An investor advocacy group says that Canadian banks should not be allowed to hire their own external dispute resolution provider. The Canadian Foundation for Advancement of Investor Rights (FAIR Canada) is calling on the federal government to ensure that Canada meets international standards for dispute resolution.
Amid controversy over the withdrawal of two of the big banks from dispute resolution service, the Ombudsman for Banking Services and Investments (OBSI), FAIR Canada says “Canadians deserve to have an ombudsman that meets the basic principles of independence and effectiveness, and that is easily accessible for all of their banking and investment-related complaints.”
Consumers should not be sent to a variety of dispute resolution providers that are chosen and compensated by the banks, FAIR Canada maintains. “Canadians are not asking for a new system of bank-hired EDR providers but nonetheless are being forced by some banks to use for-profit EDR providers chosen by those very same banks that the consumers have a complaint about,” it says.
Last fall, TD Bank pulled out of OBSI, following Royal Bank, which withdrew in 2008. Both firms are now using ADR Chambers Banking Ombuds Office (ADRBO) instead.
FAIR Canada reports that it has compared the services offered by OBSI and ADRBO, and concludes, “on the whole, OBSI meets ombudsman-related principles such as those set out by the G20, the Joint Forum of Financial Market Regulators’ Framework, as well as the standards and principles set by the International Ombudsman Association. In our view, the engagement of the two banks with ADRBO does not meet the same level of standards and principles, in particular because it does not meet the key, basic principle of independence.”

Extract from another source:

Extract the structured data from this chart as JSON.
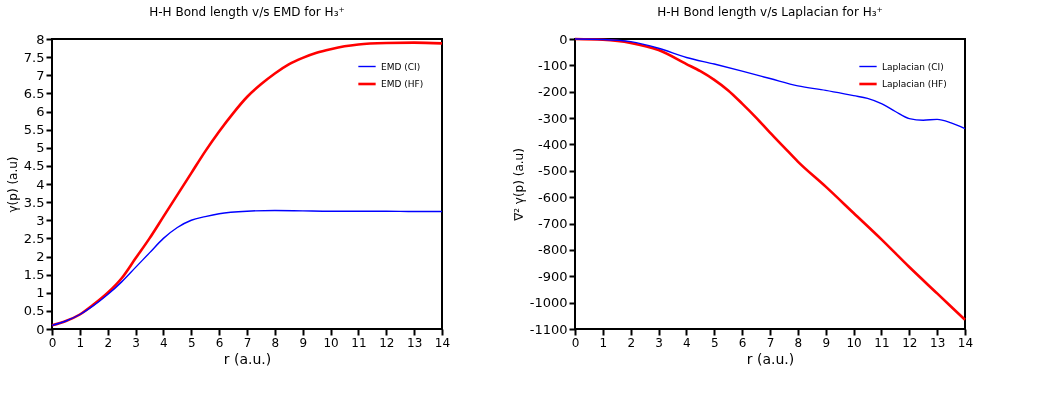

“We would like to note that the comparison is not meant as a criticism of ADRBO or ADR Chambers, but rather of the overall system or framework under which they must do their work,” it adds.
FAIR Canada notes that it recently wrote to the federal finance minister, Jim Flaherty, providing him with its comparison of OBSI to for-profit EDR providers, and, “requesting that he inform the banks that Canada must live up to current international standards for consumer redress and that Canada should therefore have one, national EDR service provider as the sole dispute resolution provider for banks.”
It says that Canada needs to live up to the current international standards for consumer redress of banking complaints that are contained in the G20 Final High-level Principles on Financial Consumer Protection, which were endorsed by the G20 finance ministers and central bank governors in October 2011. “We are disappointed that the federal government appears to underestimate the weaknesses and risks in a system where multiple EDR providers would be allowed to operate on a for-profit basis,” it says.